In this regard, he cited issues with agriculture’s use of water, soil degradation, green house gas emissions, and pollution and over exploited fisheries.
Prof Godfary introduced the idea of sustainable intensification to the audience as a potential way to address some of the many challenges facing agriculture. “We have to increase the amounts of production but we have to start doing it in a particular way that means higher yields with simultaneously reducing the environmental waste and damage.”
He stressed to make it work action is needed on all fronts saying, “it’s not an excuse not to have difficult conversations about our diet and the amount of food we waste and to look at some of the ludicrous governance of the food system.
“It should not be described as a protectionist silver bullet nor special pleading by the agricultural sector.”
He noted that if one wants to produce more food there are only two options either, bringing more food into agriculture or producing more food from the land currently in agriculture. “I argue for the latter,” he said.

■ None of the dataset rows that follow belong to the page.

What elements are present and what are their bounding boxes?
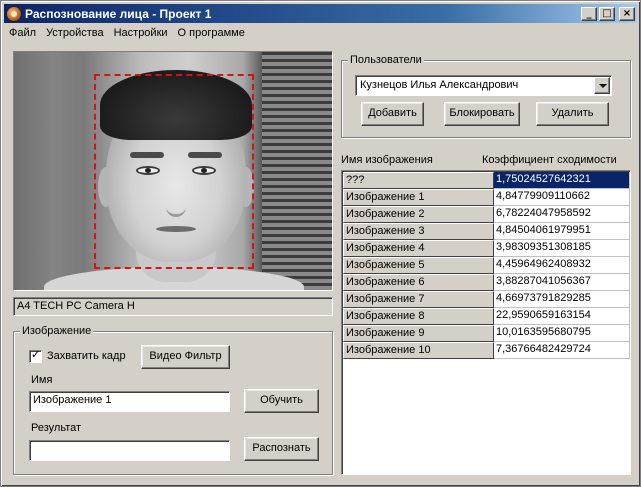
check-mark-icon: ✓: [31, 349, 41, 361]
minimize-button[interactable]: _: [581, 6, 597, 21]
users-group-legend: Пользователи: [348, 54, 424, 66]
table-row[interactable]: Изображение 6 3,88287041056367: [343, 274, 630, 291]
table-cell-image-name[interactable]: Изображение 8: [343, 308, 494, 325]
user-select-value: Кузнецов Илья Александрович: [360, 79, 519, 91]
menu-settings[interactable]: Настройки: [109, 24, 173, 42]
delete-user-button[interactable]: Удалить: [536, 102, 609, 126]
table-cell-image-name[interactable]: Изображение 1: [343, 189, 494, 206]
table-cell-image-name[interactable]: Изображение 7: [343, 291, 494, 308]
table-cell-similarity[interactable]: 4,84504061979951: [494, 223, 630, 240]
maximize-button[interactable]: □: [599, 6, 615, 21]
menu-about[interactable]: О программе: [173, 24, 250, 42]
result-input[interactable]: [29, 440, 230, 461]
results-grid[interactable]: ??? 1,75024527642321 Изображение 1 4,847799…: [341, 170, 631, 475]
table-cell-image-name[interactable]: Изображение 2: [343, 206, 494, 223]
image-group-legend: Изображение: [20, 325, 94, 337]
table-cell-similarity[interactable]: 3,88287041056367: [494, 274, 630, 291]
table-cell-similarity[interactable]: 22,9590659163154: [494, 308, 630, 325]
window-blinds: [262, 52, 332, 290]
capture-checkbox[interactable]: ✓: [29, 349, 42, 363]
train-button[interactable]: Обучить: [244, 389, 319, 413]
block-user-button[interactable]: Блокировать: [444, 102, 520, 126]
table-cell-similarity[interactable]: 3,98309351308185: [494, 240, 630, 257]
main-window: Распознование лица - Проект 1 _ □ × Файл…: [0, 0, 641, 487]
recognize-button[interactable]: Распознать: [244, 437, 319, 461]
table-cell-image-name[interactable]: Изображение 3: [343, 223, 494, 240]
table-row[interactable]: Изображение 2 6,78224047958592: [343, 206, 630, 223]
table-cell-similarity[interactable]: 1,75024527642321: [494, 172, 630, 189]
table-cell-similarity[interactable]: 4,84779909110662: [494, 189, 630, 206]
table-cell-image-name[interactable]: ???: [343, 172, 494, 189]
table-cell-image-name[interactable]: Изображение 5: [343, 257, 494, 274]
column-header-similarity: Коэффициент сходимости: [482, 154, 617, 166]
users-group: Пользователи: [341, 54, 631, 138]
table-row[interactable]: Изображение 1 4,84779909110662: [343, 189, 630, 206]
menu-devices[interactable]: Устройства: [41, 24, 109, 42]
table-row[interactable]: ??? 1,75024527642321: [343, 172, 630, 189]
column-header-image-name: Имя изображения: [341, 154, 433, 166]
user-select[interactable]: Кузнецов Илья Александрович: [355, 75, 612, 96]
camera-preview: [13, 51, 333, 291]
title-bar[interactable]: Распознование лица - Проект 1 _ □ ×: [4, 4, 637, 23]
window-title: Распознование лица - Проект 1: [25, 6, 212, 21]
app-icon: [6, 5, 22, 22]
name-label: Имя: [31, 374, 53, 386]
camera-device-name: A4 TECH PC Camera H: [13, 297, 333, 316]
table-row[interactable]: Изображение 4 3,98309351308185: [343, 240, 630, 257]
table-cell-similarity[interactable]: 7,36766482429724: [494, 342, 630, 359]
table-row[interactable]: Изображение 9 10,0163595680795: [343, 325, 630, 342]
table-cell-similarity[interactable]: 10,0163595680795: [494, 325, 630, 342]
table-cell-image-name[interactable]: Изображение 4: [343, 240, 494, 257]
table-row[interactable]: Изображение 7 4,66973791829285: [343, 291, 630, 308]
table-cell-image-name[interactable]: Изображение 6: [343, 274, 494, 291]
name-input[interactable]: Изображение 1: [29, 391, 230, 412]
table-cell-image-name[interactable]: Изображение 10: [343, 342, 494, 359]
table-row[interactable]: Изображение 10 7,36766482429724: [343, 342, 630, 359]
menu-bar: Файл Устройства Настройки О программе: [4, 24, 250, 42]
table-cell-image-name[interactable]: Изображение 9: [343, 325, 494, 342]
table-row[interactable]: Изображение 5 4,45964962408932: [343, 257, 630, 274]
chevron-down-icon[interactable]: [594, 77, 610, 94]
add-user-button[interactable]: Добавить: [361, 102, 424, 126]
window-controls: _ □ ×: [581, 6, 635, 21]
menu-file[interactable]: Файл: [4, 24, 41, 42]
table-cell-similarity[interactable]: 4,66973791829285: [494, 291, 630, 308]
table-cell-similarity[interactable]: 4,45964962408932: [494, 257, 630, 274]
face-detection-box: [94, 74, 254, 269]
table-row[interactable]: Изображение 3 4,84504061979951: [343, 223, 630, 240]
table-cell-similarity[interactable]: 6,78224047958592: [494, 206, 630, 223]
close-button[interactable]: ×: [619, 6, 635, 21]
table-row[interactable]: Изображение 8 22,9590659163154: [343, 308, 630, 325]
video-filter-button[interactable]: Видео Фильтр: [141, 345, 230, 369]
result-label: Результат: [31, 422, 82, 434]
capture-label[interactable]: Захватить кадр: [47, 350, 126, 362]
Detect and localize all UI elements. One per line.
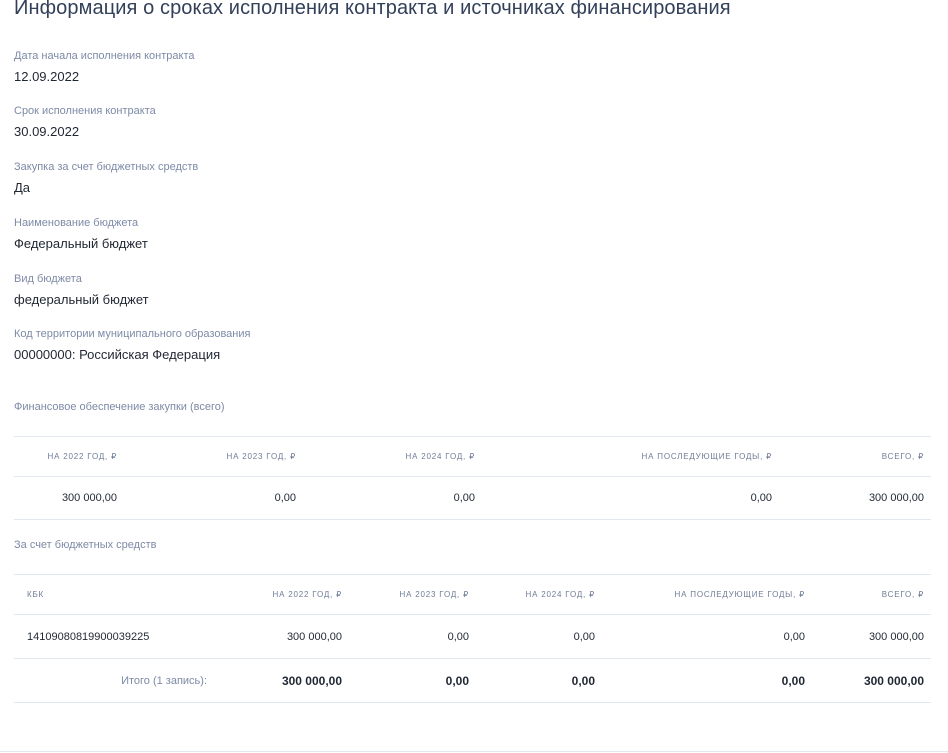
table-cell: 0,00: [124, 476, 303, 520]
table-row: 300 000,00 0,00 0,00 0,00 300 000,00: [14, 476, 931, 520]
field-contract-end-date: Срок исполнения контракта 30.09.2022: [14, 105, 156, 140]
table-cell: 300 000,00: [812, 614, 931, 659]
total-cell: 300 000,00: [214, 658, 349, 703]
column-header[interactable]: НА 2023 ГОД, ₽: [124, 436, 303, 477]
table-header-row: НА 2022 ГОД, ₽ НА 2023 ГОД, ₽ НА 2024 ГО…: [14, 436, 931, 477]
table-row: 14109080819900039225 300 000,00 0,00 0,0…: [14, 614, 931, 659]
field-budget-funded: Закупка за счет бюджетных средств Да: [14, 161, 198, 196]
total-cell: 300 000,00: [812, 658, 931, 703]
field-budget-type: Вид бюджета федеральный бюджет: [14, 273, 149, 308]
table-cell: 0,00: [476, 614, 602, 659]
table-cell: 0,00: [482, 476, 779, 520]
field-contract-start-date: Дата начала исполнения контракта 12.09.2…: [14, 50, 195, 85]
page-title: Информация о сроках исполнения контракта…: [14, 0, 731, 19]
column-header[interactable]: ВСЕГО, ₽: [779, 436, 931, 477]
budget-section-label: За счет бюджетных средств: [14, 539, 157, 551]
field-label: Вид бюджета: [14, 273, 82, 285]
table-cell: 300 000,00: [14, 476, 124, 520]
column-header[interactable]: НА 2022 ГОД, ₽: [14, 436, 124, 477]
field-value: федеральный бюджет: [14, 292, 149, 307]
field-value: Да: [14, 180, 31, 195]
column-header[interactable]: НА 2024 ГОД, ₽: [303, 436, 482, 477]
table-cell: 300 000,00: [779, 476, 931, 520]
financing-section-label: Финансовое обеспечение закупки (всего): [14, 401, 225, 413]
table-header-row: КБК НА 2022 ГОД, ₽ НА 2023 ГОД, ₽ НА 202…: [14, 574, 931, 615]
column-header[interactable]: НА 2023 ГОД, ₽: [349, 574, 476, 615]
bottom-divider: [0, 751, 948, 752]
field-label: Дата начала исполнения контракта: [14, 50, 195, 62]
total-label: Итого (1 запись):: [14, 658, 214, 703]
total-cell: 0,00: [349, 658, 476, 703]
kbk-cell: 14109080819900039225: [14, 614, 214, 659]
column-header[interactable]: НА ПОСЛЕДУЮЩИЕ ГОДЫ, ₽: [602, 574, 812, 615]
field-budget-name: Наименование бюджета Федеральный бюджет: [14, 217, 148, 252]
column-header[interactable]: НА 2022 ГОД, ₽: [214, 574, 349, 615]
table-cell: 0,00: [303, 476, 482, 520]
column-header[interactable]: ВСЕГО, ₽: [812, 574, 931, 615]
field-value: 12.09.2022: [14, 69, 80, 84]
table-cell: 0,00: [349, 614, 476, 659]
field-territory-code: Код территории муниципального образовани…: [14, 328, 250, 363]
field-label: Срок исполнения контракта: [14, 105, 156, 117]
column-header[interactable]: НА 2024 ГОД, ₽: [476, 574, 602, 615]
field-label: Наименование бюджета: [14, 217, 139, 229]
field-value: 30.09.2022: [14, 124, 80, 139]
table-cell: 300 000,00: [214, 614, 349, 659]
column-header-kbk[interactable]: КБК: [14, 574, 214, 615]
field-label: Закупка за счет бюджетных средств: [14, 161, 199, 173]
table-total-row: Итого (1 запись): 300 000,00 0,00 0,00 0…: [14, 658, 931, 703]
field-value: Федеральный бюджет: [14, 236, 148, 251]
total-cell: 0,00: [602, 658, 812, 703]
total-cell: 0,00: [476, 658, 602, 703]
budget-table: КБК НА 2022 ГОД, ₽ НА 2023 ГОД, ₽ НА 202…: [14, 574, 931, 703]
table-cell: 0,00: [602, 614, 812, 659]
column-header[interactable]: НА ПОСЛЕДУЮЩИЕ ГОДЫ, ₽: [482, 436, 779, 477]
field-value: 00000000: Российская Федерация: [14, 347, 221, 362]
field-label: Код территории муниципального образовани…: [14, 328, 251, 340]
financing-table: НА 2022 ГОД, ₽ НА 2023 ГОД, ₽ НА 2024 ГО…: [14, 436, 931, 520]
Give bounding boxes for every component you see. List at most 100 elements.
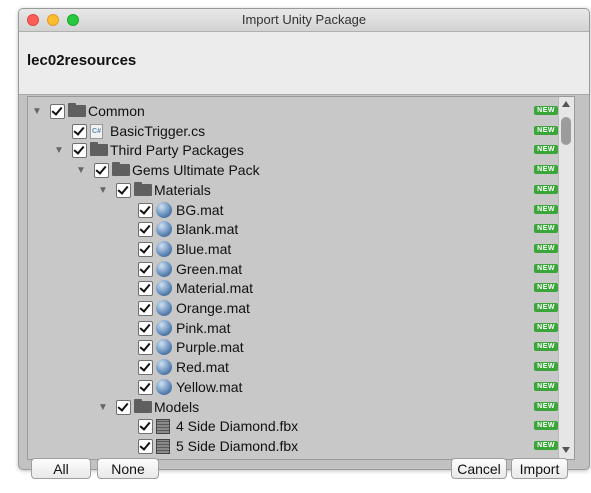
tree-row[interactable]: Yellow.mat NEW	[28, 378, 558, 398]
tree-row[interactable]: ▼ Third Party Packages NEW	[28, 141, 558, 161]
expand-arrow-icon[interactable]: ▼	[98, 402, 108, 413]
tree-row[interactable]: Material.mat NEW	[28, 279, 558, 299]
package-name: lec02resources	[27, 52, 137, 69]
select-none-button[interactable]: None	[97, 458, 159, 479]
item-label: Blank.mat	[176, 221, 239, 238]
tree-row[interactable]: ▼ Models NEW	[28, 398, 558, 418]
item-label: 4 Side Diamond.fbx	[176, 418, 299, 435]
item-label: 5 Side Diamond.fbx	[176, 437, 299, 454]
tree-row[interactable]: ▼ Common NEW	[28, 102, 558, 122]
new-badge: NEW	[534, 283, 558, 293]
scroll-thumb[interactable]	[561, 117, 571, 145]
item-label: Yellow.mat	[176, 378, 243, 395]
tree-row[interactable]: BG.mat NEW	[28, 201, 558, 221]
item-checkbox[interactable]	[116, 399, 131, 415]
select-all-button[interactable]: All	[31, 458, 91, 479]
vertical-scrollbar[interactable]	[558, 97, 574, 459]
item-checkbox[interactable]	[138, 360, 153, 376]
csharp-script-icon: C#	[90, 123, 103, 139]
item-label: Gems Ultimate Pack	[132, 162, 260, 179]
material-sphere-icon	[156, 319, 172, 336]
tree-row[interactable]: Orange.mat NEW	[28, 299, 558, 319]
item-label: BasicTrigger.cs	[110, 122, 206, 139]
new-badge: NEW	[534, 440, 558, 450]
tree-row[interactable]: Pink.mat NEW	[28, 319, 558, 339]
new-badge: NEW	[534, 184, 558, 194]
tree-row[interactable]: Green.mat NEW	[28, 260, 558, 280]
cancel-button[interactable]: Cancel	[451, 458, 507, 479]
material-sphere-icon	[156, 201, 172, 218]
new-badge: NEW	[534, 303, 558, 312]
item-label: Common	[88, 103, 145, 119]
new-badge: NEW	[534, 204, 558, 214]
item-checkbox[interactable]	[116, 182, 131, 198]
item-label: Red.mat	[176, 359, 229, 376]
item-checkbox[interactable]	[138, 320, 153, 336]
tree-row[interactable]: Purple.mat NEW	[28, 338, 558, 358]
new-badge: NEW	[534, 243, 558, 253]
folder-icon	[90, 142, 108, 157]
item-checkbox[interactable]	[138, 419, 153, 435]
item-checkbox[interactable]	[138, 379, 153, 395]
import-button[interactable]: Import	[511, 458, 568, 479]
item-checkbox[interactable]	[72, 123, 87, 139]
material-sphere-icon	[156, 221, 172, 238]
item-checkbox[interactable]	[138, 281, 153, 297]
item-label: Pink.mat	[176, 319, 231, 336]
expand-arrow-icon[interactable]: ▼	[54, 145, 64, 156]
scroll-up-arrow-icon[interactable]	[562, 101, 570, 107]
material-sphere-icon	[156, 280, 172, 297]
tree-row[interactable]: C# BasicTrigger.cs NEW	[28, 122, 558, 142]
item-label: Material.mat	[176, 280, 254, 297]
item-label: BG.mat	[176, 201, 224, 218]
new-badge: NEW	[534, 322, 558, 332]
folder-icon	[134, 181, 152, 196]
tree-row[interactable]: Red.mat NEW	[28, 358, 558, 378]
item-checkbox[interactable]	[138, 222, 153, 238]
item-checkbox[interactable]	[138, 202, 153, 218]
new-badge: NEW	[534, 106, 558, 115]
model-file-icon	[156, 438, 170, 454]
expand-arrow-icon[interactable]: ▼	[32, 106, 42, 117]
model-file-icon	[156, 419, 170, 435]
package-header: lec02resources	[19, 32, 589, 95]
material-sphere-icon	[156, 260, 172, 277]
item-checkbox[interactable]	[138, 241, 153, 257]
folder-icon	[134, 398, 152, 413]
new-badge: NEW	[534, 381, 558, 391]
item-checkbox[interactable]	[138, 261, 153, 277]
item-checkbox[interactable]	[50, 104, 65, 119]
tree-row[interactable]: 4 Side Diamond.fbx NEW	[28, 417, 558, 437]
item-checkbox[interactable]	[138, 301, 153, 316]
scroll-down-arrow-icon[interactable]	[562, 447, 570, 453]
material-sphere-icon	[156, 378, 172, 395]
new-badge: NEW	[534, 165, 558, 175]
folder-icon	[68, 103, 86, 117]
tree-row[interactable]: 5 Side Diamond.fbx NEW	[28, 437, 558, 457]
item-label: Third Party Packages	[110, 142, 244, 159]
tree-row[interactable]: ▼ Gems Ultimate Pack NEW	[28, 161, 558, 181]
expand-arrow-icon[interactable]: ▼	[76, 165, 86, 176]
item-checkbox[interactable]	[138, 438, 153, 454]
expand-arrow-icon[interactable]: ▼	[98, 185, 108, 196]
tree-row[interactable]: Blue.mat NEW	[28, 240, 558, 260]
window-title: Import Unity Package	[241, 12, 367, 27]
new-badge: NEW	[534, 362, 558, 372]
item-label: Models	[154, 398, 200, 415]
new-badge: NEW	[534, 421, 558, 431]
item-label: Materials	[154, 181, 211, 198]
item-label: Blue.mat	[176, 240, 232, 257]
item-checkbox[interactable]	[72, 143, 87, 159]
material-sphere-icon	[156, 300, 172, 316]
item-checkbox[interactable]	[138, 340, 153, 356]
item-checkbox[interactable]	[94, 163, 109, 179]
item-label: Purple.mat	[176, 339, 244, 356]
new-badge: NEW	[534, 342, 558, 352]
folder-icon	[112, 162, 130, 177]
new-badge: NEW	[534, 224, 558, 234]
tree-row[interactable]: ▼ Materials NEW	[28, 181, 558, 201]
new-badge: NEW	[534, 401, 558, 411]
asset-tree: ▼ Common NEW C# BasicTrigger.cs NEW ▼ Third Par…	[27, 96, 575, 460]
material-sphere-icon	[156, 339, 172, 356]
tree-row[interactable]: Blank.mat NEW	[28, 220, 558, 240]
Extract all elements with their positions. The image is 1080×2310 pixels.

Prof Godfary also argued sustainable intensification does not mean “business-as usual with marginal improvements in environmental impact…it’s a genuinely radical concept if taken seriously with overall yield growth but with some local reductions and some land sparing”.
He noted there is the potential to produce more from existing knowledge and noted that the yield gap between countries needs to be closed. “Investment in agriculture works,” he declared matter-of-factly and cited Ireland as a leading example of agri innovation.
In his conclusion Prof Godfary observed: “We need to reverse the drop of investment in agricultural science. If we fail on food we fail on everything.”